ロンドンとパリという二つの都市の対比もまた、単なる背景ではなく主題そのものを担っている。整然とした秩序を保つロンドンと、恐怖政治に呑み込まれていくパリという対照は、安定した社会がいかに脆く、暴力へと転がり落ちる余地を常に抱えているかを示す装置として機能している。二都市を往還する登場人物たちの姿は、秩序と混沌が地続きであるという不穏な認識を読者に刻みつける。
主な登場人物
- シドニー・カートン — 才能を持ちながら自堕落な生活を送るイギリス人弁護士。ルーシーへの届かぬ愛を胸に秘め、物語の終盤で己の人生に唯一の意味を与える選択をする。
- チャールズ・ダルネー — エヴレモンド侯爵家の血を引きながら一族の圧政を恥じ、姓と財産を捨ててロンドンで生きるフランス貴族。ルーシーと結ばれるが、革命下のパリで一族の罪ゆえに命を狙われる。
- ルーシー・マネット — マネット博士の娘で、父を心の病から立ち直らせた献身的な女性。ダルネーの妻となり、周囲の男たちの人生を照らす存在として描かれる。

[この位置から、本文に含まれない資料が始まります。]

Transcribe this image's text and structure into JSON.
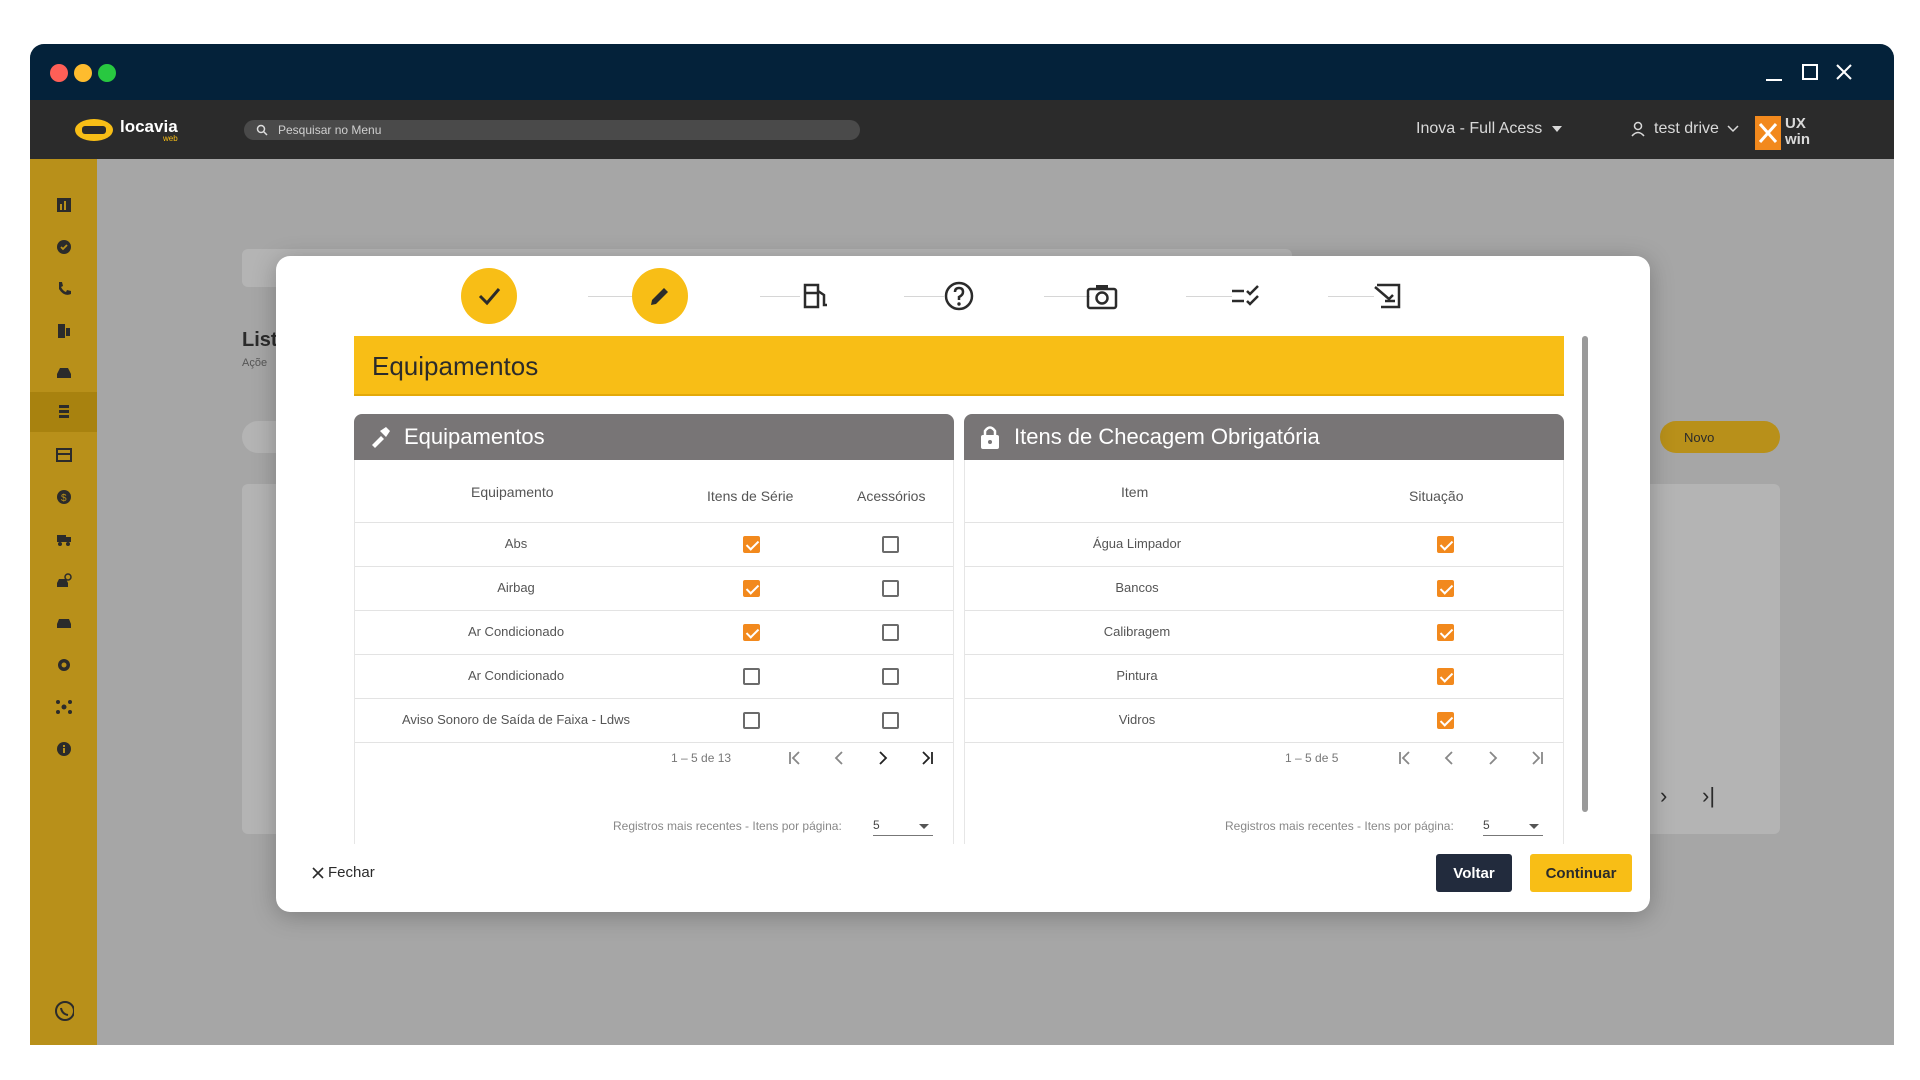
{
  "topbar": {
    "search_placeholder": "Pesquisar no Menu",
    "logo_text": "locavia",
    "logo_sub": "web",
    "tenant": "Inova - Full Acess",
    "user": "test drive",
    "brand": "UX win"
  },
  "background": {
    "list_title": "List",
    "list_sub": "Açõe",
    "new_button": "Novo"
  },
  "modal": {
    "section_title": "Equipamentos",
    "equipment_panel": {
      "title": "Equipamentos",
      "col_equipment": "Equipamento",
      "col_series": "Itens de Série",
      "col_accessories": "Acessórios",
      "rows": [
        {
          "name": "Abs",
          "series": true,
          "accessory": false
        },
        {
          "name": "Airbag",
          "series": true,
          "accessory": false
        },
        {
          "name": "Ar Condicionado",
          "series": true,
          "accessory": false
        },
        {
          "name": "Ar Condicionado",
          "series": false,
          "accessory": false
        },
        {
          "name": "Aviso Sonoro de Saída de Faixa - Ldws",
          "series": false,
          "accessory": false
        }
      ],
      "range": "1 – 5 de 13",
      "footer_label": "Registros mais recentes - Itens por página:",
      "per_page": "5"
    },
    "checklist_panel": {
      "title": "Itens de Checagem Obrigatória",
      "col_item": "Item",
      "col_status": "Situação",
      "rows": [
        {
          "name": "Água Limpador",
          "status": true
        },
        {
          "name": "Bancos",
          "status": true
        },
        {
          "name": "Calibragem",
          "status": true
        },
        {
          "name": "Pintura",
          "status": true
        },
        {
          "name": "Vidros",
          "status": true
        }
      ],
      "range": "1 – 5 de 5",
      "footer_label": "Registros mais recentes - Itens por página:",
      "per_page": "5"
    },
    "close_label": "Fechar",
    "back_label": "Voltar",
    "continue_label": "Continuar"
  },
  "colors": {
    "accent": "#f8be16",
    "dark": "#222b3d",
    "checkbox_on": "#f2891d",
    "panel_head": "#787576"
  }
}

- アレクサンダー・マネット — かつてエヴレモンド家の悪事を目撃し口を封じられ、18年間バスティーユに投獄されていた医師。獄中で綴った告発状が、後にダルネーを窮地に追い込む皮肉な因縁となる。
- マダム・デファルジュ — 家族をエヴレモンド兄弟に惨殺された過去を持つ革命家。編み物に処刑対象者の名を刻みながら、執念深い復讐を果たそうとする。

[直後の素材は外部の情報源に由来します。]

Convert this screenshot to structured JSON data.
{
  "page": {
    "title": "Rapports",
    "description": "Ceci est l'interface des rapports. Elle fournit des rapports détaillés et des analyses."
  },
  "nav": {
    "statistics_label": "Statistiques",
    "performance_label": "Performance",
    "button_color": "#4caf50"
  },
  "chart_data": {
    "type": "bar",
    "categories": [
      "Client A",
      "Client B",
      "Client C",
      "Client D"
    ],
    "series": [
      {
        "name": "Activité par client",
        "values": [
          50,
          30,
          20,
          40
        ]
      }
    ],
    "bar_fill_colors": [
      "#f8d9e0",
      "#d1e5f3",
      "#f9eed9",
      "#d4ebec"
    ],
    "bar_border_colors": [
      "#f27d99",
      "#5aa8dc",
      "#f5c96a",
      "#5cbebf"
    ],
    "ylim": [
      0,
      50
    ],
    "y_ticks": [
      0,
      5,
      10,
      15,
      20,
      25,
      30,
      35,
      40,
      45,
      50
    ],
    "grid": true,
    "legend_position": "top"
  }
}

- ジャーヴィス・ロリー — マネット家と長年関わるテルソン銀行の老行員。物語の各局面で人々を結びつけ、支える理性的な役割を担う。
印象的な場面
ロンドン法廷、瓜二つの発覚
物語の前半、ダルネーはイギリスで反逆罪に問われ、目撃証言によって有罪となりかねない窮地に立たされる。この場面で弁護側は、被告席のダルネーと傍聴席にいる弁護士カートンの顔かたちがほとんど見分けがつかないほど酷似している事実を突きつけ、証人の証言の信憑性そのものを崩してみせる。単なる法廷劇の山場としてだけでなく、この場面はのちに二人の運命そのものを入れ替えることになる「瓜二つ」という設定を、読者に強く印象づける最初の場である。この時点ではカートンの容貌は単なる偶然の一致、あるいは彼の皮肉な人生を際立たせる小道具に過ぎないように見えるが、物語を読み終えたあとに読み返せば、ここにすでに結末の萌芽が仕込まれていたことに気づかされる。ディケンズの伏線の置き方の巧みさが凝縮された場面である。
パリの法廷、獄中の手紙が読み上げられる
釈放されたはずのダルネーが再び逮捕される決め手となるのが、マネット博士がバスティーユ幽閉中に自らの血で綴った告発状である。デファルジュ夫妻が牢獄の跡から発見したこの手紙は、エヴレモンド家の非道を告発する内容であり、皮肉にも娘婿となったダルネーその人を断罪する証拠として法廷で読み上げられる。かつて自分自身を苦しめた絶望の記録が、時を経て愛する娘の夫の命を奪おうとする。この場面が痛切なのは、誰か一人の悪意によってではなく、過去の正当な怒りと苦しみの記録そのものが、皮肉な巡り合わせによって新たな悲劇を生み出す構造にある。マネット博士は自らの筆によって、意図せず娘の幸福を破壊しかけるのであり、その残酷さは革命そのものが抱える矛盾を凝縮している。
独房でのすり替えとギロチンへの道
処刑を待つ独房でダルネーと向き合ったカートンは、彼を薬で眠らせて服を交換し、看守の目をかいくぐって外へ運び出す。以降ダルネーとして牢に残ったカートンは、隣房で同じく処刑を待つ見知らぬ若い針子の娘に手を差し伸べ、恐怖に震える彼女を最期まで励まし続けながら、共に処刑台へと向かう。この場面が心を打つのは、カートンの犠牲がいかなる見返りも求めない、誰にも知られることのない静かな行為として貫かれている点にある。愛するルーシーは彼の犠牲を最後まで知ることはなく、称賛も感謝も彼のもとには届かない。それでもなお彼は最後の瞬間まで穏やかであり続け、見知らぬ娘の恐怖にすら手を差し伸べる余裕を失わない。自堕落だった男が誰の目にも触れない場所で到達する静かな崇高さこそ、本作の結末が忘れがたい理由である。
読後の1冊
自己犠牲と贖罪、そして革命という激動の時代を生きる人々の運命に心を動かされたなら、同じくフランス革命前後の混沌を舞台に、一人の男の魂の再生を壮大なスケールで描くレ・ミゼラブルを手に取ってほしい。囚われの過去を抱えた者たちの再生という点で、二都物語と深く響き合う一冊だ。不当な投獄と、そこから生まれる復讐という構図により深く惹かれたなら、シャトー・ディフに幽閉された男が周到な計画のもとに人生を取り戻していくモンテ・クリスト伯は格好の一冊だ。ディケンズ特有の、生まれや境遇に翻弄されながらも人間としての誠実さを問い直す筆致をもっと味わいたい読者には、同じ作者による大いなる遺産を薦めたい。孤児として育った青年が、身分違いの恋と恩人の正体をめぐって成長していく物語である。